09:43am Saturday 16 December 2017

Some cutaneous HPV types may be involved in Non-Melanoma Skin Cancer development

Electron-microscopical image of human papilloma viruses. Source: Prof. Hanswalter Zentgraf, Deutsches Krebsforschungszentrum

Skin cancer on the rise
Non-melanoma skin cancer is the most common form of malignancy in adult Caucasian populations, with more than a million cases recorded each year in the USA alone.

Lifestyle risk factors… but
The incidence of these cancers is continuously rising due mainly to the aging structure of Western populations, and as a result of growing prosperity, permitting more visits to countries with high sun exposure, which is a key risk factor for NMSC, as well as lifestyle habits associated with prolonged voluntary sun exposure for tanning purposes.

… Immune system disorders also etiological factor for NMSC
Impairment of the immune system also appears to play an important role in NMSC. Indeed, immunosuppressed organ transplant recipients (OTRs) have a 50–100-fold increased risk of developing NMSC compared to the general population. NMSCs occur 10–20 years earlier in immunosuppressed than in immunocompetent individuals, and the cumulative incidence of skin cancer in patients under immunosuppressive treatment for 10–25 years is approximately 30–40%. Thus, NMSCs cause a severe discomfort in OTR individuals, who often, due to the high number of skin lesions, cannot be treated with conventional surgery.

Strong suspicion of etiological role for infectious agent
The link with immune status strongly supports the role of an infectious agent in NMSC. Biological and epidemiological studies indicate that a sub-group of cutaneous human papillomaviruses (HPVs), refered to as beta HPV types, are associated with skin carcinogenesis. However, their direct role in cancer development and in particular whether they synergize with other risk factors, like UV irradiation, remain to be proven.

DKFZ-IARC collaboration
In a collaborative DKFZ-IARC program, we have developed a novel experimental animal model to further evaluate the role of beta HPVs in skin carcinogenesis. We have generated transgenic (Tg) mice expressing the viral oncoproteins E6 and E7 from cutaneous beta HPV38 in the basal layer of the epidermis. We found that chronic skin UV irradiation of these transgenic animals promoted the formation of skin lesions that resembled the squamous cell carcinoma (SCC)-precursor lesions in humans, actinic keratosis and subsequently SCC, closely mimicking the scenario observed in humans. In contrast, wild-type mice developed neither actinic keratosis nor SCC when exposed to the same dose of UV. Dr Christopher Wild, Director, IARC, indicated that “[Our] study shows the existence of a synergy between UV and cutaneous beta HPV in the induction of pre-malignant and malignant skin lesions in this animal model, supporting the further investigation of the role of these viruses in the development of skin cancer in people.”
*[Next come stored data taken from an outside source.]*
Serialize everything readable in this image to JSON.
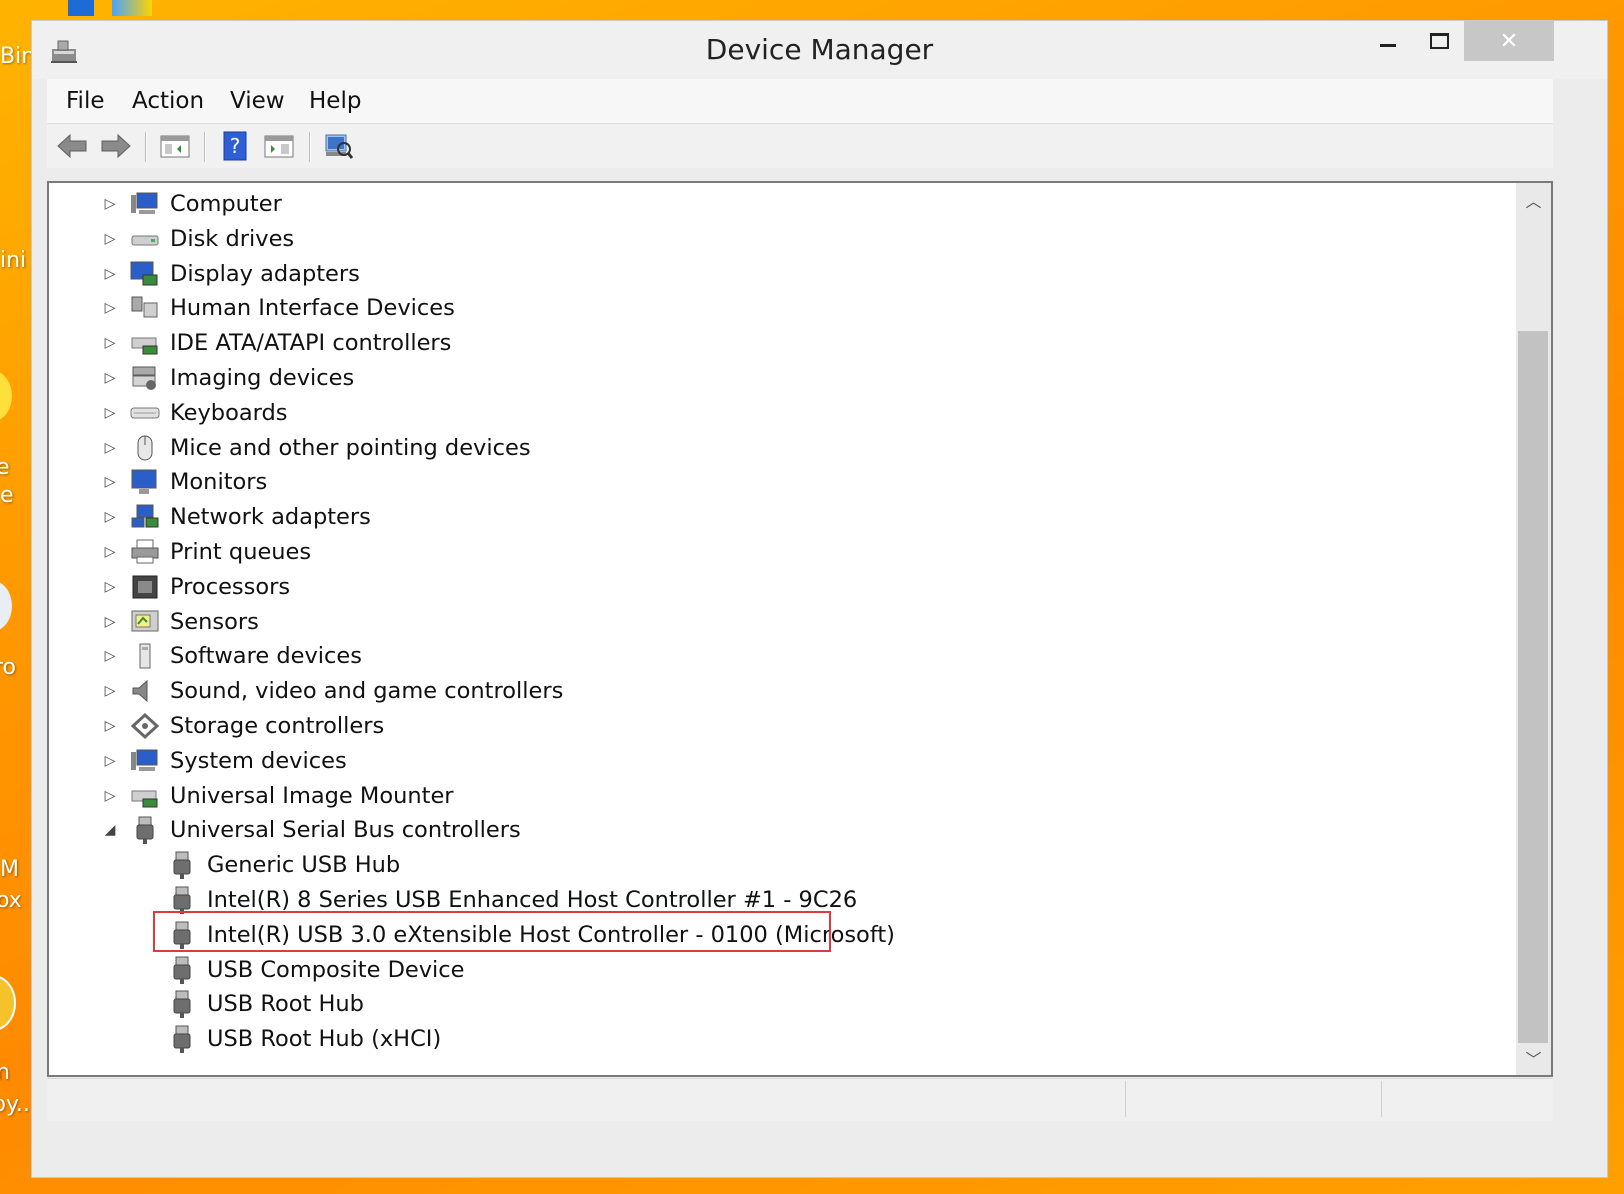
{
  "desktop": {
    "labels": [
      "Bin",
      "ini",
      "e",
      "e",
      "ro",
      "M",
      "ox",
      "n",
      "py..."
    ]
  },
  "window": {
    "title": "Device Manager",
    "close_glyph": "✕"
  },
  "menu": {
    "items": [
      "File",
      "Action",
      "View",
      "Help"
    ]
  },
  "toolbar": {
    "icons": [
      "back-arrow-icon",
      "forward-arrow-icon",
      "show-hide-console-tree-icon",
      "help-icon",
      "properties-icon",
      "scan-hardware-changes-icon"
    ]
  },
  "tree": {
    "categories": [
      {
        "label": "Computer",
        "icon": "computer-icon",
        "expander": "▷"
      },
      {
        "label": "Disk drives",
        "icon": "disk-drive-icon",
        "expander": "▷"
      },
      {
        "label": "Display adapters",
        "icon": "display-adapter-icon",
        "expander": "▷"
      },
      {
        "label": "Human Interface Devices",
        "icon": "hid-icon",
        "expander": "▷"
      },
      {
        "label": "IDE ATA/ATAPI controllers",
        "icon": "ide-controller-icon",
        "expander": "▷"
      },
      {
        "label": "Imaging devices",
        "icon": "imaging-device-icon",
        "expander": "▷"
      },
      {
        "label": "Keyboards",
        "icon": "keyboard-icon",
        "expander": "▷"
      },
      {
        "label": "Mice and other pointing devices",
        "icon": "mouse-icon",
        "expander": "▷"
      },
      {
        "label": "Monitors",
        "icon": "monitor-icon",
        "expander": "▷"
      },
      {
        "label": "Network adapters",
        "icon": "network-adapter-icon",
        "expander": "▷"
      },
      {
        "label": "Print queues",
        "icon": "printer-icon",
        "expander": "▷"
      },
      {
        "label": "Processors",
        "icon": "processor-icon",
        "expander": "▷"
      },
      {
        "label": "Sensors",
        "icon": "sensor-icon",
        "expander": "▷"
      },
      {
        "label": "Software devices",
        "icon": "software-device-icon",
        "expander": "▷"
      },
      {
        "label": "Sound, video and game controllers",
        "icon": "speaker-icon",
        "expander": "▷"
      },
      {
        "label": "Storage controllers",
        "icon": "storage-controller-icon",
        "expander": "▷"
      },
      {
        "label": "System devices",
        "icon": "system-device-icon",
        "expander": "▷"
      },
      {
        "label": "Universal Image Mounter",
        "icon": "image-mounter-icon",
        "expander": "▷"
      },
      {
        "label": "Universal Serial Bus controllers",
        "icon": "usb-plug-icon",
        "expander": "◢"
      }
    ],
    "usb_children": [
      {
        "label": "Generic USB Hub",
        "highlighted": false
      },
      {
        "label": "Intel(R) 8 Series USB Enhanced Host Controller #1 - 9C26",
        "highlighted": false
      },
      {
        "label": "Intel(R) USB 3.0 eXtensible Host Controller - 0100 (Microsoft)",
        "highlighted": true
      },
      {
        "label": "USB Composite Device",
        "highlighted": false
      },
      {
        "label": "USB Root Hub",
        "highlighted": false
      },
      {
        "label": "USB Root Hub (xHCI)",
        "highlighted": false
      }
    ]
  },
  "scrollbar": {
    "up_glyph": "︿",
    "down_glyph": "﹀"
  },
  "colors": {
    "highlight_border": "#e0393e",
    "desktop_background": "#ff9800"
  }
}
The way forward: possibilities for action
“The establishment of the involvement of beta cutaneous HPV types in NMSC development is of paramount importance”, continued Dr Lutz Gissmann, Head of the Division of Genome Modifications and Carcinogenesis at DKFZ, “since it may offer the possibility, if causality is established, of novel prophylactic strategies for this disease based on the generation of specific vaccines, as shown for the HPV types associated with cervical cancer”. This strategy may be highly beneficial for OTRs, who could be vaccinated before the initiation of the immune suppressive therapy. “However, further research, particularly in humans, is needed in the next decades to understand whether beta HPV prophylactic strategies may possibly have a positive impact on the prevention of NMSC”, he concluded.

Daniele Viarisio, Karin Mueller-Decker, Ulrich Kloz, Birgit Aengeneyndt, Annette Kopp-Schneider, Hermann-Josef Gröne, Tarik Gheit, Christa Flechtenmacher, Lutz Gissmann and Massimo Tommasino: E6 and E7 from beta HPV38 cooperate with ultraviolet light in the development of actinic keratosis-like lesions and squamous cell carcinoma in mice. PLoS Pathogen 2011, www.plospathogens.org/article/info:doi/10.1371/journal.ppat.1002125

The German Cancer Research Center (Deutsches Krebsforschungszentrum, DKFZ), employing over 2,500 staff members, is the largest biomedical research institute in Germany. More than 1,000 scientists are working to investigate the mechanisms of cancer development, identify cancer risk factors and develop new strategies for better cancer prevention, more precise diagnosis and effective treatment of cancer patients. In addition, the staff of the Cancer Information Service (KID) provides information about this widespread disease for patients, their families, and the general public. DKFZ is funded by the German Federal Ministry of Education and Research (90%) and the State of Baden-Wuerttemberg (10%) and is a member of the Helmholtz Association of National Research Centers.